Normale oder hohe E2-Werte bei unregelmäßiger oder ausbleibender Menstruation sind ein Hinweis auf ein mögliches polyzystisches Ovarialsyndrom, androgenproduzierende Tumore oder östrogenproduzierende Tumore. In diesen Fällen kann die Messung von Gesamt- und bioverfügbarem Androstendion, Dehydroepiandrosteron (Sulfat) und Sexualhormon-bindendem Globulin bei der Differentialdiagnose helfen.

Der Hauptort der Östrogenbiosynthese bei der nicht schwangeren prämenopausalen Frau sind die ovariellen Granulosazellen; bei postmenopausalen Frauen wird jedoch das Fettgewebe zu einer Hauptquelle für zirkulierendes Östradiol.3 Nach der Menopause wird Androstendion, das von der Nebenniere ausgeschieden wird, im Fettgewebe in Estron umgewandelt.3 Die Umwandlung von Plasma-Androstendion in Estron nimmt sowohl bei prä- als auch bei postmenopausalen Frauen mit zunehmendem Körpergewicht zu.3 Estron wird dann schließlich durch 17-β-Hydroxysteroid-Dehydrogenase-Enzyme, die in peripheren Geweben vorhanden sind, in Östradiol umgewandelt.3

Die Messung des E2-Spiegels zusammen mit FSH und/oder Anti-Müller-Hormon (AMH) kann nützlich sein, um den Zeitpunkt des Übergangs in die Wechseljahre vorherzusagen.17,18 Eine große Bevölkerungsstudie (Randolph) ergab, dass der mittlere E2-Spiegel etwa zwei Jahre vor der letzten Menstruationsperiode (FMP) zu sinken begann und eine maximale Änderungsrate bei der FMP aufwies. Der mittlere E2-Spiegel stabilisierte sich etwa zwei Jahre nach der FMP auf einem menopausalen Niveau.17 Zur genauen Messung des E2-Spiegels bei postmenopausalen Frauen ist ein empfindlicher Estradiol-Test erforderlich. Die derzeitigen Empfehlungen für die Hormonsubstitution von Frauen nach der Menopause lauten, die Therapie so kurz wie möglich und in der kleinstmöglichen Dosis durchzuführen.
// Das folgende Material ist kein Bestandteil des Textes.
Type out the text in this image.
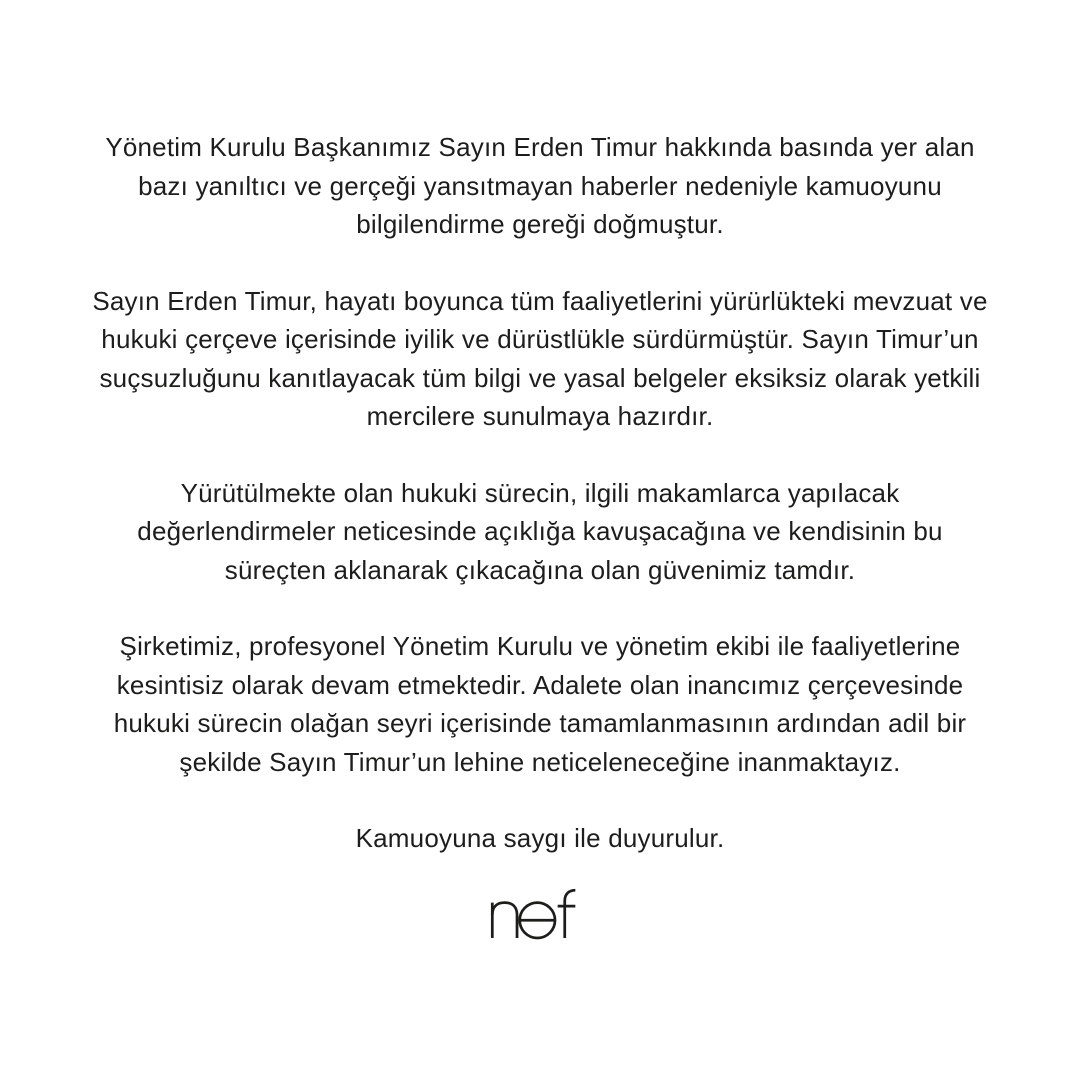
Yönetim Kurulu Başkanımız Sayın Erden Timur hakkında basında yer alan bazı yanıltıcı ve gerçeği yansıtmayan haberler nedeniyle kamuoyunu bilgilendirme gereği doğmuştur.

Sayın Erden Timur, hayatı boyunca tüm faaliyetlerini yürürlükteki mevzuat ve hukuki çerçeve içerisinde iyilik ve dürüstlükle sürdürmüştür. Sayın Timur’un suçsuzluğunu kanıtlayacak tüm bilgi ve yasal belgeler eksiksiz olarak yetkili mercilere sunulmaya hazırdır.

Yürütülmekte olan hukuki sürecin, ilgili makamlarca yapılacak değerlendirmeler neticesinde açıklığa kavuşacağına ve kendisinin bu süreçten aklanarak çıkacağına olan güvenimiz tamdır.

Şirketimiz, profesyonel Yönetim Kurulu ve yönetim ekibi ile faaliyetlerine kesintisiz olarak devam etmektedir. Adalete olan inancımız çerçevesinde hukuki sürecin olağan seyri içerisinde tamamlanmasının ardından adil bir şekilde Sayın Timur’un lehine neticeleneceğine inanmaktayız.

Kamuoyuna saygı ile duyurulur.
Die Östrogensubstitution bei Frauen im reproduktiven Alter sollte darauf abzielen, die natürlichen Östrogenspiegel so weit wie möglich zu imitieren, während die Spiegel bei Frauen in der Menopause in der Nähe der unteren Grenze des Referenzbereichs für prämenopausale Frauen gehalten werden sollten. Postmenopausale Frauen mit niedrigeren E2-Spiegeln haben ein erhöhtes Risiko für osteoporotische Frakturen, während höhere Östradiolspiegel mit einem erhöhten Risiko für bösartige Erkrankungen und Herz-Kreislauf-Erkrankungen einhergehen.19,20 Die genaue Messung des E2-Spiegels bei Frauen, die einen Hormonersatz erhalten, kann bei der Optimierung der Therapie eine Rolle spielen.
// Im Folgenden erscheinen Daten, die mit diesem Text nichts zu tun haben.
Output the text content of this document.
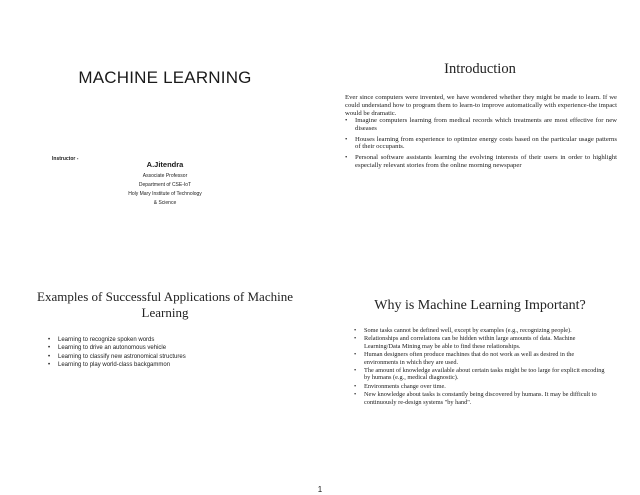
MACHINE LEARNING
Instructor -
A.Jitendra
Associate Professor
Department of CSE-IoT
Holy Mary Institute of Technology
& Science
Introduction
Ever since computers were invented, we have wondered whether they might be made to learn. If we could understand how to program them to learn-to improve automatically with experience-the impact would be dramatic.
• Imagine computers learning from medical records which treatments are most effective for new diseases
• Houses learning from experience to optimize energy costs based on the particular usage patterns of their occupants.
• Personal software assistants learning the evolving interests of their users in order to highlight especially relevant stories from the online morning newspaper
Examples of Successful Applications of Machine Learning
• Learning to recognize spoken words
• Learning to drive an autonomous vehicle
• Learning to classify new astronomical structures
• Learning to play world-class backgammon
Why is Machine Learning Important?
• Some tasks cannot be defined well, except by examples (e.g., recognizing people).
• Relationships and correlations can be hidden within large amounts of data. Machine Learning/Data Mining may be able to find these relationships.
• Human designers often produce machines that do not work as well as desired in the environments in which they are used.
• The amount of knowledge available about certain tasks might be too large for explicit encoding by humans (e.g., medical diagnostic).
• Environments change over time.
• New knowledge about tasks is constantly being discovered by humans. It may be difficult to continuously re-design systems "by hand".
1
Gonadotropinrezeptor-Hormon-Analoga (GNRH) werden therapeutisch eingesetzt, um die ovarielle Östradiolproduktion bei sexualhormonabhängigen Erkrankungen, einschließlich Endometriose und Uterusmyomen, zu reduzieren.21 Aromatasehemmer werden auch therapeutisch eingesetzt, um die zirkulierenden Östrogene (E2 und E1) bei hyperöstrogenen Erkrankungen (d. h. Endometriose bei Frauen und Gynäkomastie bei Männern) und bei östrogensensiblen malignen Erkrankungen zu reduzieren.22-26 Die vollständige oder nahezu vollständige Unterdrückung der Östradiolproduktion durch diese Behandlungen führt zu niedrigen Serumspiegeln, die nur mit empfindlichen Methoden genau gemessen werden können.27 Siehe Estradiol, empfindlich (LC/MS).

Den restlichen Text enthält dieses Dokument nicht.